With a well-formed outcome, the distinction between wanting to achieve something in theory and going for it or getting it in practice is made even clearer. When using the well-formed outcome, you think about what you want and the reason for wanting it. At the same time, it also includes the environmental contexts and conditions in which you plan to reach your outcome.
Visualizing For Better Confidence
Sports psychologists frequently use mental imagery or visualization for athletes wanting to improve their game. In many sports, visualization is considered one of the contributing factors to athletes’ success. Athletes use mental imagery to “create renewed mental awareness, and a heightened sense of well-being and confidence,” as described in very well Fit by Elizabeth Quinn, a physiologist and fitness consultant.
While visualization cannot replace years of actual experience, the mental rehearsal through visualization combined with real-life experience can literally boost your chances of reaching your full athletic potential. One of the best sports psychologists in the state, Dr. Richard Suinn, also claims “visual rehearsal triggers neural firings in the muscles and creates a mental blueprint that can ultimately facilitate future performance.”
Visualization also isn’t just positive daydreaming. A study published in the Journal of Experimental Social Psychology suggests considering “realistic obstacles, setbacks, and other decidedly no-so-positive factors” to make the visualization more effective. It is, after all, a mental rehearsal—surfers like three-time world champion surfer Carissa Moore and Stephanie Gilmore practice visualization too. Moore takes surfing beyond the physical level. She takes time to journal, meditate and visualize daily.

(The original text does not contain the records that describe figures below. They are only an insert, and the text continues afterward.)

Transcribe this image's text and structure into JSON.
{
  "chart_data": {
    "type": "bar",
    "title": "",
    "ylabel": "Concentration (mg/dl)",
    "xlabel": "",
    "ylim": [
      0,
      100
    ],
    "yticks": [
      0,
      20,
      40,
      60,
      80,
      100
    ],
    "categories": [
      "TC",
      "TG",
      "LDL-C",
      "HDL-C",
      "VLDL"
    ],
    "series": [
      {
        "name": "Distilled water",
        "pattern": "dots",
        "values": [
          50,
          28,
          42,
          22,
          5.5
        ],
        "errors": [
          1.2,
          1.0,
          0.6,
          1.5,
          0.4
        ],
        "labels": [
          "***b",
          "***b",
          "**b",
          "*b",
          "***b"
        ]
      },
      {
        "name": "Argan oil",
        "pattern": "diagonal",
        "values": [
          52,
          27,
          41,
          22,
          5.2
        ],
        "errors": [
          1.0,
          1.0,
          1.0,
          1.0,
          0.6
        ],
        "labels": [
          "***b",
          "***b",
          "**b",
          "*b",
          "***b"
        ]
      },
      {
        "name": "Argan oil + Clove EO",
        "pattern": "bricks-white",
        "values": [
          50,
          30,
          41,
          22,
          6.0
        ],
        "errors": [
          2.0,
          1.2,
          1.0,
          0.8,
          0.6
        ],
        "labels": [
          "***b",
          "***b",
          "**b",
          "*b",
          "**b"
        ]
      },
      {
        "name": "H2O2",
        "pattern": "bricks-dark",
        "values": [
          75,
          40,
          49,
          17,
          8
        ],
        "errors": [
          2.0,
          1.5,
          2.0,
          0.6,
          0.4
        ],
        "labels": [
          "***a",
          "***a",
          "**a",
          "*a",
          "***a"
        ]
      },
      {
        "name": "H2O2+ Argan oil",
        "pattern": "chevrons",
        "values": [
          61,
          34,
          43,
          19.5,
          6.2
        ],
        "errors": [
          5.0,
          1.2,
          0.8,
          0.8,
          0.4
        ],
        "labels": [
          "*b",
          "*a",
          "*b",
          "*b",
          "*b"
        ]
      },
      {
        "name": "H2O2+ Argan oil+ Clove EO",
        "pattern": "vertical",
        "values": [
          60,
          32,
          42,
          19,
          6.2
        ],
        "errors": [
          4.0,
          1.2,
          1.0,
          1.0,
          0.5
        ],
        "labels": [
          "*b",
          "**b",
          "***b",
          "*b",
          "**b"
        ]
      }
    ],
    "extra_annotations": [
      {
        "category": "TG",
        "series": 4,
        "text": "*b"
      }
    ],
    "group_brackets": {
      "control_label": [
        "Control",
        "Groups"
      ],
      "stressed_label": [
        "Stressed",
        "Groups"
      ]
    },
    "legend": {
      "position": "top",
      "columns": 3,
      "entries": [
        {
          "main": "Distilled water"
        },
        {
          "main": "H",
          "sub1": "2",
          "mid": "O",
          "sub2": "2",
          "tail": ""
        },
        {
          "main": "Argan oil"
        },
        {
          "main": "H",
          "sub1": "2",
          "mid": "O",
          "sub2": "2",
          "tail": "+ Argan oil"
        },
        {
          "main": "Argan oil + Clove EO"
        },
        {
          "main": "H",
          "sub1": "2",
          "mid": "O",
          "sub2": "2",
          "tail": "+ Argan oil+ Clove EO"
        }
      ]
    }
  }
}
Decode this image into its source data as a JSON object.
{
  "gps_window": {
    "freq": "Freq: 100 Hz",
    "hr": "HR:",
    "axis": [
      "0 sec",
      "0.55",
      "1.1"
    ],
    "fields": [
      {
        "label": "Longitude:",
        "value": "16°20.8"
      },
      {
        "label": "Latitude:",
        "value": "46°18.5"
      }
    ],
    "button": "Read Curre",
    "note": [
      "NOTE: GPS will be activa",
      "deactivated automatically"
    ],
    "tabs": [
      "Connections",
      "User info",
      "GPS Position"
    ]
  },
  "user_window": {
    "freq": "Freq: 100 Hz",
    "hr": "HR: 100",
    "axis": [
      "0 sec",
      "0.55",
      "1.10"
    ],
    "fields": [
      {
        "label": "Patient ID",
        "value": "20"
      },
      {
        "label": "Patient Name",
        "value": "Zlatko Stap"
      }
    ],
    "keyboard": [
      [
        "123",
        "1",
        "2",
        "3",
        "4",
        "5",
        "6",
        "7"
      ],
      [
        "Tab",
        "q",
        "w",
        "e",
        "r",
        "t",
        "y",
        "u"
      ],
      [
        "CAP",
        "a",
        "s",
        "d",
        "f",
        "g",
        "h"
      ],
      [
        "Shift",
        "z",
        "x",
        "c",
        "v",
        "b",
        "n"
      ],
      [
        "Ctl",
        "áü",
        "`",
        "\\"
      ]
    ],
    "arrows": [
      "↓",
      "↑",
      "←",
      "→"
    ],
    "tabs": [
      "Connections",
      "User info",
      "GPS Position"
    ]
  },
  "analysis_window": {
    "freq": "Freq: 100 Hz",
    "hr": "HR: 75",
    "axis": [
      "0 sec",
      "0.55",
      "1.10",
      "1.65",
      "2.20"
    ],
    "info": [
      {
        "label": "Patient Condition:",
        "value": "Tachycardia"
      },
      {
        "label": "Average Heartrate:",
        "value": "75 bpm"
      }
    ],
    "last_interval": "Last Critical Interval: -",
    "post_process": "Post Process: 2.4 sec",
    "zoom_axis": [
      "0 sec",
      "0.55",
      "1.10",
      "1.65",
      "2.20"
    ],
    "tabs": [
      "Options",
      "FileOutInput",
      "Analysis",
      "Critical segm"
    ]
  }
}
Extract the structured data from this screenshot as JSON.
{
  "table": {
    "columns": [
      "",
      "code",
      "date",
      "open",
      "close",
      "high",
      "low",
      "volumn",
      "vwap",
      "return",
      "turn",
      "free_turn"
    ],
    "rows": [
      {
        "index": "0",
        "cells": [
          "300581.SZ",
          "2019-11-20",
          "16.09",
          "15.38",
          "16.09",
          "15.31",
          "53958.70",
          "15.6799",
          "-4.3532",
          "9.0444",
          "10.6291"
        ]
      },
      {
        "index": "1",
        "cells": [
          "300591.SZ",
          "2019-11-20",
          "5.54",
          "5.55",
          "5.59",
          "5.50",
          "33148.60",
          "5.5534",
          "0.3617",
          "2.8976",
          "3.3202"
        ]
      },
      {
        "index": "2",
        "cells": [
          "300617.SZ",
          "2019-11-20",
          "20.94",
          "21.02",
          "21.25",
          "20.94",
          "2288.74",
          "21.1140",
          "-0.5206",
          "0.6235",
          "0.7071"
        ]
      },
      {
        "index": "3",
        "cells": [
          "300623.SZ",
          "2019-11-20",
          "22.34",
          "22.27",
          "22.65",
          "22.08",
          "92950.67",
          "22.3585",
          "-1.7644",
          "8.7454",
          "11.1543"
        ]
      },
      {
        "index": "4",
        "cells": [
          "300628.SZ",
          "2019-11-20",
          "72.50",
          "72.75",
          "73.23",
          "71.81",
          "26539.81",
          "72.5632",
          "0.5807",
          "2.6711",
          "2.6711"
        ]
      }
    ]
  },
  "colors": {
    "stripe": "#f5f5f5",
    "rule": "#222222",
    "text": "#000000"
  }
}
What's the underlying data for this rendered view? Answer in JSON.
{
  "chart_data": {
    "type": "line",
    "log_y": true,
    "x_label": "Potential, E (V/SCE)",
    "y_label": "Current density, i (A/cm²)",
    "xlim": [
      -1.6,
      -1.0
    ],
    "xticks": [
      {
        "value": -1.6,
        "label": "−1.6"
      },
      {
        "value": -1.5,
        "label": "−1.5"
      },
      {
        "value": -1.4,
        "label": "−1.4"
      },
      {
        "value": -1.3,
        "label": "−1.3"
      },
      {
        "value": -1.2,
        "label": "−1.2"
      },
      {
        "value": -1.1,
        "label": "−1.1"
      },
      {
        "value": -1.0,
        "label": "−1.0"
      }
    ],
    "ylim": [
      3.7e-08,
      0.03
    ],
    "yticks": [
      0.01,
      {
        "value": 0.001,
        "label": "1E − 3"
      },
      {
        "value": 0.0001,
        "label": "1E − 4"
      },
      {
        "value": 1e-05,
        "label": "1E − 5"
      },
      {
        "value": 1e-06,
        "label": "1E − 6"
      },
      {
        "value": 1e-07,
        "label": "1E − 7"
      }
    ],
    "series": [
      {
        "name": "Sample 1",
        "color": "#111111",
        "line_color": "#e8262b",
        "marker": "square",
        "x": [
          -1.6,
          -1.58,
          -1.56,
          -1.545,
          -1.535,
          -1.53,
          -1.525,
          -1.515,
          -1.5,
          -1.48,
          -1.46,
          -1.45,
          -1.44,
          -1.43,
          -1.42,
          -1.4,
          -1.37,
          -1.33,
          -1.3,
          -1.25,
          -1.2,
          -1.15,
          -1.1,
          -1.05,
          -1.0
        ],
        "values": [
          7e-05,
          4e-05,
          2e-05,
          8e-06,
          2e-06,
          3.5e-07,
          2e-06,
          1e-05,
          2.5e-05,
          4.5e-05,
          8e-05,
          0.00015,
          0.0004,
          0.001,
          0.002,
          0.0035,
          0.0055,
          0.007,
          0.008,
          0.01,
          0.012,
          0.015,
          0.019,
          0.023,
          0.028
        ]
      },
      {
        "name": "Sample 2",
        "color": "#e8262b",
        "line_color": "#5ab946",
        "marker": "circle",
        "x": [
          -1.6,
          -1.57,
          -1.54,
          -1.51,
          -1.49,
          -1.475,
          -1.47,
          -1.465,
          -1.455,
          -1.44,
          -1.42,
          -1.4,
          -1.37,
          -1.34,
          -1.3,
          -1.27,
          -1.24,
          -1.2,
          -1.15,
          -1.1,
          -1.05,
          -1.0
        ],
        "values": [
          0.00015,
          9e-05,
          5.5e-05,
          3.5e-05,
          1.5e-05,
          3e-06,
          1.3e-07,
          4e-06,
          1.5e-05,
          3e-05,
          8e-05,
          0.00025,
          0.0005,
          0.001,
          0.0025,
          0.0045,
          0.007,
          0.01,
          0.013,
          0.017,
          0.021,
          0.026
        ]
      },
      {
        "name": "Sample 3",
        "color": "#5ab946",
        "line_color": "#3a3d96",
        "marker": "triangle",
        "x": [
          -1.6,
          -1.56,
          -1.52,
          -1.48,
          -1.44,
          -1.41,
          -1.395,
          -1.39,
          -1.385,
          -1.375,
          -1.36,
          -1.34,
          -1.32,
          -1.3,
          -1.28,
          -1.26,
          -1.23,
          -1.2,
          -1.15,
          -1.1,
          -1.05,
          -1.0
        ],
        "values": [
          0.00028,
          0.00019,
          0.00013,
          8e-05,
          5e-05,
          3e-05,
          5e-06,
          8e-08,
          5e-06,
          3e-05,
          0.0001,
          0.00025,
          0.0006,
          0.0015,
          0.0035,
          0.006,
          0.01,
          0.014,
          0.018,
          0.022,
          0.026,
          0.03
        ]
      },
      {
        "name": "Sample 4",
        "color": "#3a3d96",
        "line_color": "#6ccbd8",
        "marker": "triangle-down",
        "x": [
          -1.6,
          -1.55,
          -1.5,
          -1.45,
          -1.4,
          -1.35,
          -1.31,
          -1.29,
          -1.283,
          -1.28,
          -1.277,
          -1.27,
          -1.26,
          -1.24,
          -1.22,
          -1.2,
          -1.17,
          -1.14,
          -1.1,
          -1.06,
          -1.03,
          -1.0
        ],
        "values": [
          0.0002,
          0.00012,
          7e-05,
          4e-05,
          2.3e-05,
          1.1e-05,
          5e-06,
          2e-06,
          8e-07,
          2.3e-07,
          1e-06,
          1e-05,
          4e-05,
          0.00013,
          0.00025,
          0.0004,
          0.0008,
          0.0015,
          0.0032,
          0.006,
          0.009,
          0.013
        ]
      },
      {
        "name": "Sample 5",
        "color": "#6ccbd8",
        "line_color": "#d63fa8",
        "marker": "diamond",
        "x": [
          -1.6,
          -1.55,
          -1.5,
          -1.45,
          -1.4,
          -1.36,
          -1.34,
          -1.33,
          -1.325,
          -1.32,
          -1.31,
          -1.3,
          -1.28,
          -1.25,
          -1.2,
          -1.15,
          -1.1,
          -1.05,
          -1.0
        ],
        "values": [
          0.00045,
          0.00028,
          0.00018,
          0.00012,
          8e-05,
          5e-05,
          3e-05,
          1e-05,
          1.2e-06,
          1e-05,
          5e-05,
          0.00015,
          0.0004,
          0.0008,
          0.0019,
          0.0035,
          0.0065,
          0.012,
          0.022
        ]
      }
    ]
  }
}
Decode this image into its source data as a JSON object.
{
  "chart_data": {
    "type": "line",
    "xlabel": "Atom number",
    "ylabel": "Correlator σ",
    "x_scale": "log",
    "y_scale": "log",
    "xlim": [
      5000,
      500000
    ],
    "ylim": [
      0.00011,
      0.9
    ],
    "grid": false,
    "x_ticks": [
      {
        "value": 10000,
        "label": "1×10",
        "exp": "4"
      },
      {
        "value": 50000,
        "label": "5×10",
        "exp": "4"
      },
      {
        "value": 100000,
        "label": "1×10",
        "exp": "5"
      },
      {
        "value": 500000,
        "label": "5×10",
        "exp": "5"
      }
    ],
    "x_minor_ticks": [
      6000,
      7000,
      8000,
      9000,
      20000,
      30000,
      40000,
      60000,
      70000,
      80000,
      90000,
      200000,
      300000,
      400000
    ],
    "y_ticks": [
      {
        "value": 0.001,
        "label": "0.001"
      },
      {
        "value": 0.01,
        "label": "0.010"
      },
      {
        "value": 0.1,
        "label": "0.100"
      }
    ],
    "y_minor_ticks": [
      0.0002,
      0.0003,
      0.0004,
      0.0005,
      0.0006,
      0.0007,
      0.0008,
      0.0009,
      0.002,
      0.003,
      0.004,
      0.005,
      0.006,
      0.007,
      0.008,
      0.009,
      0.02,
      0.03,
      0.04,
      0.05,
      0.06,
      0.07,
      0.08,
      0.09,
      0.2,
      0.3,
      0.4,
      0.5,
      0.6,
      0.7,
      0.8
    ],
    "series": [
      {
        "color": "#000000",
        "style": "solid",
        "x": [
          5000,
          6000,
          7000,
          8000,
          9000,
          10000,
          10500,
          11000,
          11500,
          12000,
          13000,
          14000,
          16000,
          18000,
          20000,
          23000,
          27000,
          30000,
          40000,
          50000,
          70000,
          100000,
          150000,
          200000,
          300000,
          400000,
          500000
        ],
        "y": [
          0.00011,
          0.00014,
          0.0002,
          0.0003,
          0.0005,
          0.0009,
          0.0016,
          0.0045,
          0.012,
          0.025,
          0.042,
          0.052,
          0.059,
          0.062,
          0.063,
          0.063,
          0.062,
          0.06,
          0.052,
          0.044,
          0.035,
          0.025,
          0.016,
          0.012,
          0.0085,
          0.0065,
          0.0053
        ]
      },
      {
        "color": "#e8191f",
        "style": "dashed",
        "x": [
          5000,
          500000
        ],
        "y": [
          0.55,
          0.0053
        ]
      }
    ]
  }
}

When world-class surfer Stephanie Gilmore suffered a violent attack just outside her apartment that landed her in the hospital, she was told by doctors that she wouldn’t be able to surf for six weeks. But she would spend hours visualizing herself in the waves, and she was back to surfing five weeks later, defying her doctor’s orders. She landed a fifth place at the Roxy Pro in Burleigh Heads, Australia, despite her injuries from the attack.
Conditioning
Becoming a more confident athlete requires preparation that happens months, weeks, and up to the last few minutes before competing. However, it is normal for the anxiety to intensify, especially the few hours before the event. The good news is that you can use mental and physical strategies to condition yourself, reduce nervousness, and enable you to enjoy your time.
Athletes have been using multiple mental drills to prepare themselves for their sports competition.
Rafael Nadal is notorious for his precise, complicated, and unique matchday routines, both on and off the court. He never touches his feet to the lines of the court where he is playing. Before the game, Nadal checks his socks to make sure they’re precisely the same height on his calves. Before a serve, he spins the ball or fidgets with his clothes in specific, reoccurring patterns. And those are just a few examples.
Some call it superstition, but it’s not. It’s a way of placing himself in a match. The compulsion to create systems that one can consistently perform hail from a need to defeat the same source: anxiety.
Another great example is the story of Micheal Phelps, who is an American Olympian, record holder, and Gold medalist. He completes the same exact warm-ups during the 14 years of his career. Studies showed that rituals can play a role in reducing psychological tension for sportspersons.
Pre-game rituals can be used as anchors for positive emotional states. By creating your own sequence of movements and exercises, you can condition yourself to feel good before your competition.
Conclusion
Talent doesn’t make the cut. Hard work, grit, growth mindset, and mental skills make a huge difference in the levels of success an athlete can reach.